Sabah okula gözlerim kapalı bir şekilde geldim sanırım çünkü gelirken bir kaç yere çarptığımı hatırlıyorum. Gözlerim morarmış olabilir çünkü sabah hiç aynaya bakmadım! Sınıftan içeri girdiğimde kapanmakta olan gözlerim bir anda fal taşı gibi açıldı...Bade ile Ali güle oynaya sohbet ediyorlardı. Bade'yi hiç bir zaman sevmemiştim o da beni sanırım."N'oluyo burda ne konuşuyorsunuz diye araya girdim." Bade Ali'nin önüne geçip sohbet ediyoruz dedi dünyanın en sinir bozucu ses tonuyla."Ali bir açıklama alabilir miyim?"
"Küçük Titan merak etme sadece sohbet ettik." Ben Bade'nin suratına sinirle bakarken o sırada Barış'ın kapıda beni izlediğini fark ettim ve yanıma gelip bana nazikçe "Dışarı gelir misin Yaprak!" Dedi. Kafamı sallayıp peşinden geldim. "Sen niye Ali'yi kıskanıyorsun?" Dedi hafif sinirli bir ses tonuyla.
"Sakin ol sarı oğlanım sadece Bade'ye olan nefretimden yaptım...Sen yoksa beni mi kıskandın?"
"Galiba!" Dedi başını sallarken. Dayanamayıp o aşırı cool duran sarı saçlarını köpek severmişçesine karıştırdım. "Ne yapıyorsun Yaprak?" Dedi bir an aklımdaki düşünceye engel olamadım,"Ne oldu Barış yoksa başka kızları mı etkilemeye çalışacaksın?" Hiç tereddüt etmeden cevabı yapıştırdı,"Ben sana ne söz verdim?
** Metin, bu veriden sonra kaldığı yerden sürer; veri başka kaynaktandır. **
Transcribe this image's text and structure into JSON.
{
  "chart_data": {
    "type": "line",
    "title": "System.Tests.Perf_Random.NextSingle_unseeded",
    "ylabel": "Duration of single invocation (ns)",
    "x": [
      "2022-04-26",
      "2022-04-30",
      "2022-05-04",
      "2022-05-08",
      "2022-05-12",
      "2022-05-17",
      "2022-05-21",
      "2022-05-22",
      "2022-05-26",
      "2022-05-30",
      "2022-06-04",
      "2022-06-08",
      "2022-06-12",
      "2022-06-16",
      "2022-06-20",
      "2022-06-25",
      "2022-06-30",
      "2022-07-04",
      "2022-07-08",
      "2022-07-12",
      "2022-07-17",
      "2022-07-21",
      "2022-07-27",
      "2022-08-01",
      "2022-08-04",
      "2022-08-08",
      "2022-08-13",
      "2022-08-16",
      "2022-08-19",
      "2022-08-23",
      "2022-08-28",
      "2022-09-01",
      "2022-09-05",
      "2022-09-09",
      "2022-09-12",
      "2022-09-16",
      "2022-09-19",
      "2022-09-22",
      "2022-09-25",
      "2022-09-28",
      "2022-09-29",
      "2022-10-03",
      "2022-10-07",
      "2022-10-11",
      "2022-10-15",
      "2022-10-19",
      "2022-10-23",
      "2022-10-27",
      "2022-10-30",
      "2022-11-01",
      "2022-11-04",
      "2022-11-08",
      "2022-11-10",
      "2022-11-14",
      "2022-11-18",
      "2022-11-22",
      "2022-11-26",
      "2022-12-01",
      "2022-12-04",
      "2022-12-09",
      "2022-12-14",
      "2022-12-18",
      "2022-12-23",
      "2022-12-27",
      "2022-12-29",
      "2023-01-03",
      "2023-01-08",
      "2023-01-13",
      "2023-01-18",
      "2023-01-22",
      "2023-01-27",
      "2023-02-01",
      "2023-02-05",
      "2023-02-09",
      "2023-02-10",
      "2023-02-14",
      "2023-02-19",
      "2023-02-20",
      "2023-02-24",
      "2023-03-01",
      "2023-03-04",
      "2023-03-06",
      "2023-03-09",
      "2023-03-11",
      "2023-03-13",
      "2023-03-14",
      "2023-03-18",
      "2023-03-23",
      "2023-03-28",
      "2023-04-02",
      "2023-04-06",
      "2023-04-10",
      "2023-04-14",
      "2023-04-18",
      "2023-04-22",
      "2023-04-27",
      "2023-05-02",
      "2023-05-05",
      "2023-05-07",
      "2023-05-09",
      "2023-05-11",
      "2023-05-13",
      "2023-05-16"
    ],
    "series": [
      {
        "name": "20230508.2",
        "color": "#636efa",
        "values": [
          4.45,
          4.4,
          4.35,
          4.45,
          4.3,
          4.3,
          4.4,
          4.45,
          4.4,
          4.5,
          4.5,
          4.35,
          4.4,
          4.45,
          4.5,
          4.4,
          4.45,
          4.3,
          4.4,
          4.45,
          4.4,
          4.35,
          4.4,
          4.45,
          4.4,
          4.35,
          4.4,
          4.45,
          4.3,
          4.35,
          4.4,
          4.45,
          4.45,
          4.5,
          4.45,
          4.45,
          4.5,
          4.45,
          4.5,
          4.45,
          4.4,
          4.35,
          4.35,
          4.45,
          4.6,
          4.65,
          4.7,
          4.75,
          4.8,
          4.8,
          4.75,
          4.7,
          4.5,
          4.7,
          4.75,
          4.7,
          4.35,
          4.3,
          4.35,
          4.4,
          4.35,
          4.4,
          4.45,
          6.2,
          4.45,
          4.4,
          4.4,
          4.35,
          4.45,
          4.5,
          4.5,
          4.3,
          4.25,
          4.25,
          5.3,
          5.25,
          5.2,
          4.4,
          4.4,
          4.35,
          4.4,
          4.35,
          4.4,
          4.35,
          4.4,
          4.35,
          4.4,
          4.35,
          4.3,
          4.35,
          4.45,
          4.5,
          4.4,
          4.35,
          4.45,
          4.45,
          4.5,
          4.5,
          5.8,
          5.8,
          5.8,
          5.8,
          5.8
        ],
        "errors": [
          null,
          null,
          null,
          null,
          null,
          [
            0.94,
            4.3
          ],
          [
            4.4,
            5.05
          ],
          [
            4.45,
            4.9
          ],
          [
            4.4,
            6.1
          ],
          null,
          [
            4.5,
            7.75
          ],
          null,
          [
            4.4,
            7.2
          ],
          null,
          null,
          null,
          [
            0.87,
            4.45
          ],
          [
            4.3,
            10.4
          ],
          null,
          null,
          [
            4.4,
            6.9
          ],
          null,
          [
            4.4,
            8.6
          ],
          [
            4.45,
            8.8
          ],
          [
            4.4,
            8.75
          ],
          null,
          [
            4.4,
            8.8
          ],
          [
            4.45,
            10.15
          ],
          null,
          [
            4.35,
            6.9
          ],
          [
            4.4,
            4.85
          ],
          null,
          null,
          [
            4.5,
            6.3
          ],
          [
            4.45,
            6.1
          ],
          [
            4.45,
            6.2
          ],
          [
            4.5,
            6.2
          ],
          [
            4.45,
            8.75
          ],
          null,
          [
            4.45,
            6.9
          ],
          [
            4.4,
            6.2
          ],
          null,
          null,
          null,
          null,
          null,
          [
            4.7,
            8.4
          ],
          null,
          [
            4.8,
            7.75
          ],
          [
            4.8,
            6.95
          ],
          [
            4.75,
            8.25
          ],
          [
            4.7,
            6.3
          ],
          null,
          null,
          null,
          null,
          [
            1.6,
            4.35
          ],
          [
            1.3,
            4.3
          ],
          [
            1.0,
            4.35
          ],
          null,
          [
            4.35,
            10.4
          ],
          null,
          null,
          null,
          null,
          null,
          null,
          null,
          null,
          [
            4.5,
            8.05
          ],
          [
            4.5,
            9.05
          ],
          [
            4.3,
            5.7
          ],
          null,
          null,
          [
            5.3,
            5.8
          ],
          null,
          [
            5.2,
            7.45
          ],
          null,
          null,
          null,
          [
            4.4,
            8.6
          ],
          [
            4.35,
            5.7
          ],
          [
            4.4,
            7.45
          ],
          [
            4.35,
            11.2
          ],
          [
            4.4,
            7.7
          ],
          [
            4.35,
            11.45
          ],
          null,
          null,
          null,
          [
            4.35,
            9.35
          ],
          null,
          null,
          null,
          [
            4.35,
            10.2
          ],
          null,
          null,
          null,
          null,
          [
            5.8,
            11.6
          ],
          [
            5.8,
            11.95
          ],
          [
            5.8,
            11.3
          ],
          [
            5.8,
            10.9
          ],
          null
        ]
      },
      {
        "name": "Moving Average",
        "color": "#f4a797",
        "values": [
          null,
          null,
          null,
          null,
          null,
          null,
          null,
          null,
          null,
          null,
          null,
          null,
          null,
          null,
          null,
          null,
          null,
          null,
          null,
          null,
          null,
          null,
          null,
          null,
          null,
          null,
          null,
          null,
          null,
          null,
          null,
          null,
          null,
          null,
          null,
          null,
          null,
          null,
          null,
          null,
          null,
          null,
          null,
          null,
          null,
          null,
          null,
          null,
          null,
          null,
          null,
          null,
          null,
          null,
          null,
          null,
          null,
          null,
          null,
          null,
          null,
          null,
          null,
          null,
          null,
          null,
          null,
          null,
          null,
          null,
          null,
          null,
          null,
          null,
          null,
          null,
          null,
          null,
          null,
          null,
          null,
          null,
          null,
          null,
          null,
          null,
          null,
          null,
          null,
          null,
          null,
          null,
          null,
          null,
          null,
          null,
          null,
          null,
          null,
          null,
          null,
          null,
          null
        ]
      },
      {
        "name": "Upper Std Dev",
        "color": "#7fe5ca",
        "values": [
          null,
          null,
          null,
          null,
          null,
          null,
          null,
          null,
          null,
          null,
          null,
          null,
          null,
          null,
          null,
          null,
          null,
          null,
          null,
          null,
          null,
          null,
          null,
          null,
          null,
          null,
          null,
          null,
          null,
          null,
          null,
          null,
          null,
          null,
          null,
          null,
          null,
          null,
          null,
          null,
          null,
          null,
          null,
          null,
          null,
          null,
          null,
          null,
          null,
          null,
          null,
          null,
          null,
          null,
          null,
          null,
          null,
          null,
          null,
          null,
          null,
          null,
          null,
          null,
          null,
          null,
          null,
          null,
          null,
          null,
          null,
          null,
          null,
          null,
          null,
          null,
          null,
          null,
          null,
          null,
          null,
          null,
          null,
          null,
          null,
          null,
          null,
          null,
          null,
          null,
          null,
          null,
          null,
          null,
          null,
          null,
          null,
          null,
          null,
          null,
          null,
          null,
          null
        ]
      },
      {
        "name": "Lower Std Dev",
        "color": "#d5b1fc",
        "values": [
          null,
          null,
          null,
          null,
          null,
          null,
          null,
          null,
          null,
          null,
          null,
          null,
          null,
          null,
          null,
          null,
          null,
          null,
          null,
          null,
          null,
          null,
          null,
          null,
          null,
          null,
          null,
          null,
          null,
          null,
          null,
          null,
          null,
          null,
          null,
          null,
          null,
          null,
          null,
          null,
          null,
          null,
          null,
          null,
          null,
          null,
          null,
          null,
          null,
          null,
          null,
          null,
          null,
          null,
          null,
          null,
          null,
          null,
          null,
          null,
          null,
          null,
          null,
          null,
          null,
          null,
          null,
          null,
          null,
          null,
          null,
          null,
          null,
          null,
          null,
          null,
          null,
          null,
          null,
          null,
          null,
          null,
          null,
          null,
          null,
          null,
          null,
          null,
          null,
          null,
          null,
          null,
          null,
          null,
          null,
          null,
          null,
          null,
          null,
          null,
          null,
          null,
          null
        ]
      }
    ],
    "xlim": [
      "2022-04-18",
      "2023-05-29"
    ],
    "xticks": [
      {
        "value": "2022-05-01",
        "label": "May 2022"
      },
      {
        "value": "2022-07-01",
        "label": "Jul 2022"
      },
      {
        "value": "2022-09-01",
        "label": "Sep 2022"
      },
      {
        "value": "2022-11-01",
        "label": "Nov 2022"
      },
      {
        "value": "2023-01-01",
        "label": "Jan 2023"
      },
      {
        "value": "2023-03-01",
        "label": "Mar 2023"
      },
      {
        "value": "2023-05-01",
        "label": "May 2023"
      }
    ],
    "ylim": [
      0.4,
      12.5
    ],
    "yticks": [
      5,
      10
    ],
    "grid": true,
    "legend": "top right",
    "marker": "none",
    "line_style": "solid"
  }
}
Bu gözler senden başkasına bakmicak. Yemin ediyorum sınıfta hiç bir kızın yüzüne bakmıyorum."
"Bakmicaksın da zaten...Ben sana ne söz verdim bu gözler senden başkasına bakmicak dedim...Bizimkiler dışında hiç bir erkeğe bakmıyorum o yüzden beni kıskanmana gerek yok..." Gülümsedi ve her konuşmamızın sonunda olduğu gibi yine o cümleyi kurdu,"Seni seviyorum!" Bende ona aynı şekilde cevap verdim,"Seni seviyorum!"